Epic Systems added more U.S. hospitals to its electronic health records software footprint than its competitors last year, according to a new report.

Seventy-four hospitals implemented Epic’s EHR platform in 2021, expanding its market share from 31% to 33%, KLAS Research’s annual report on EHR market share found. It aggregated publicly available information, self-reported EHR vendor data and information from operators of acute-care, psychiatric, long-term acute care, rehabilitation and other specialty hospitals.

More than 340 hospitals either purchased a new EHR system or migrated to a new version of their vendor’s EHR product last year, up 44% from 2020, according to the report. Epic was the top choice for large organizations. Cerner was the favorite among smaller hospitals.

Epic signed 43 new customers in 2021, comprising 78 new hospitals. The two customers it lost were consolidated or acquired.

Cerner, which is being acquired by Oracle and is in the midst of a rollout with the Veterans Affairs Department, signed 41 new customers but lost 25, resulting in a net growth of five hospitals year-over-year, according to the report.

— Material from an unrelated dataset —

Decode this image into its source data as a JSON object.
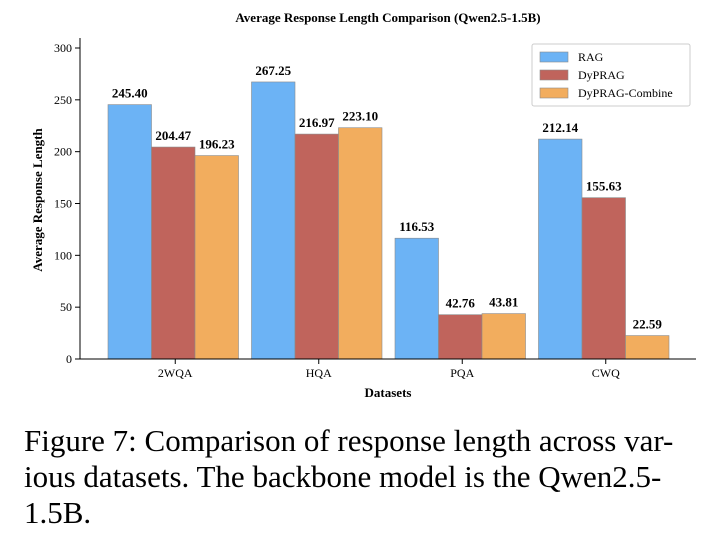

Cerner added the most specialty hospitals to its footprint at 47; Meditech secured the second-most at 10. Thirty of Cerner’s 47 hospitals were part of a contract with one customer that’s constructing new rehabilitation hospitals.

Cerner also signed the most contracts with small, stand-alone hospitals—defined as those with 200 or fewer beds—of any EHR vendor, at 22, followed by Meditech at 19 and Epic at 15.

Most customers who left Cerner moved to Epic, according to the report.

Meditech had the second-highest net growth among all hospitals, driven by new contracts with stand-alone hospitals and existing customers adding new facilities. It netted 18 hospitals last year.

Allscripts Healthcare Solutions had a net loss of 26 hospitals compared to 2020, gaining two stand-alone hospitals but losing 11 customers. In March, the company announced that it was selling its hospital and large physician practice business, including related EHR platforms, to focus on the payer and life sciences sectors.

Three-quarters of customers who left Allscripts migrated to an Epic EHR, and one-quarter went to Cerner, Meditech or SPSI, according to the KLAS report.

Cerner trailed Epic’s leading market share with 24% of U.S. hospitals. Meditech had 17%.

Epic, Cerner and Meditech topped the market with 31%, 25% and 16% of hospitals, respectively, in KLAS’ report from last year.